The crust is broken into large plates that move relative to each other. New crust is created at the mid-ocean ridges, and old crust is lost at trenches. The relative motion of crust, due to plate tectonics, produces the distinctive features of the sea-floor sketched in Figure 3.6, include mid-ocean ridges, trenches, island arcs, and basins.

Figure 3.6 Schematic section through the ocean showing principal features of the sea floor. Note that the slope of the sea floor is greatly exaggerated in the figure.

The names of the sub-sea features have been defined by the International Hydrographic Bureau (1953), and the following definitions are taken from Sverdrup, Johnson, and Fleming (1942), Shephard (1963), and Dietrich et al., (1980).

Basins are deep depressions of the sea floor of more or less circular or oval form.

Canyons are relatively narrow, deep furrows with steep slopes, cutting across the continental shelf and slope, with bottoms sloping continuously downward.

Continental (or island) shelves are zones adjacent to a continent (or around an island) and extending from the low-water line to the depth, usually about 120 m, where there is a marked or rather steep descent toward great depths. (figure 3.7).

Figure 3.7 An example of a continental shelf, the shelf offshore of Monterey California showing the Monterey and other canyons. Canyons are common on shelves, often extending across the shelf and down the continental slope to deep water. Figures copyright Monterey Bay Aquarium Research Institute (MBARI).

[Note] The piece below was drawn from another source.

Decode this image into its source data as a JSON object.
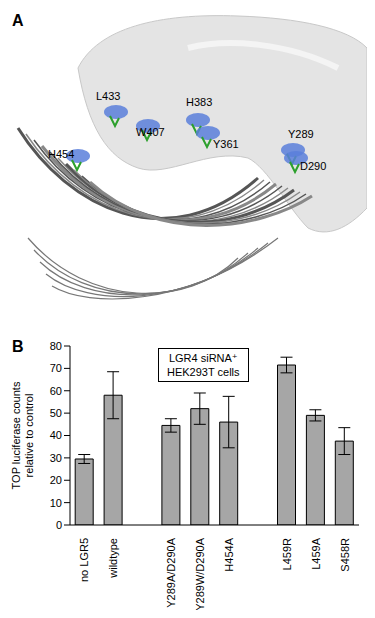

Continental (or island) slopes are the declivities seaward from the shelf edge into greater depth.

Plains are flat, gently sloping or nearly level regions of the sea-floor, e. g. an abyssal plain.

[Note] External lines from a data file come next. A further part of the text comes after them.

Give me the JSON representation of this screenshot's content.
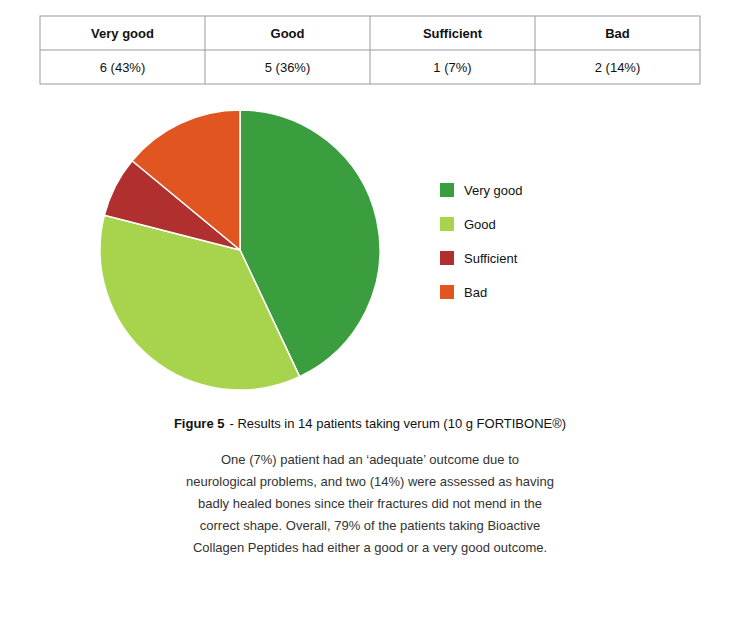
{
  "chart_data": {
    "type": "pie",
    "title": "Figure 5",
    "subtitle": "- Results in 14 patients taking verum (10 g FORTIBONE®)",
    "categories": [
      "Very good",
      "Good",
      "Sufficient",
      "Bad"
    ],
    "values": [
      43,
      36,
      7,
      14
    ],
    "colors": [
      "#3a9e3f",
      "#a8d44d",
      "#b03030",
      "#e05520"
    ],
    "legend": "right",
    "table": {
      "headers": [
        "Very good",
        "Good",
        "Sufficient",
        "Bad"
      ],
      "values": [
        "6 (43%)",
        "5 (36%)",
        "1 (7%)",
        "2 (14%)"
      ]
    },
    "annotations": [
      "One (7%) patient had an ‘adequate’ outcome due to",
      "neurological problems, and two (14%) were assessed as having",
      "badly healed bones since their fractures did not mend in the",
      "correct shape. Overall, 79% of the patients taking Bioactive",
      "Collagen Peptides had either a good or a very good outcome."
    ]
  }
}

Ridges are long, narrow elevations of the sea-floor with steep sides and rough topography.

Seamounts are isolated or comparatively isolated elevations rising 1000 m or more from the sea floor and with small summit area (figure 3.8).

Figure 3.8 An example of a seamount, the Wilde guyot. A guyot is a seamount with a flat top created by wave action when the seamount extended above sea level. As the seamount is carried by plate motion, it gradually sinks deeper below sea level. The depth was contoured from echo sounder data collected along the ship track (thin straight lines) supplemented with side-scan sonar data. Depths are in units of 100 m. From William Sager, Texas A&M University.

Sills are the low parts of the ridges separating ocean basins from one another or from the adjacent sea-floor.

Trenches are long, narrow, and deep depressions of the sea-floor, with relatively steep sides (Figure 3.9).

Figure 3.9 An example of a trench, the Aleutian Trench; an island arc, the Aleutian Islands; and a continental shelf, the Bering Sea. The island arc is composed of volcanos produced when oceanic crust carried deep into a trench melts and rises to the surface. Top: Map of the Aleutian region of the North Pacific. Bottom: Cross-section through the region.

Sub-sea features have important influences on the ocean circulation. Ridges separate deep waters of the ocean into distinct basins separated by sills. Water deeper than the sill between two basins cannot move from one to the other. Tens of thousands of isolated peaks, seamounts, are scattered throughout the ocean basins. They interrupt ocean currents, and produce turbulence leading to vertical mixing of water in the ocean.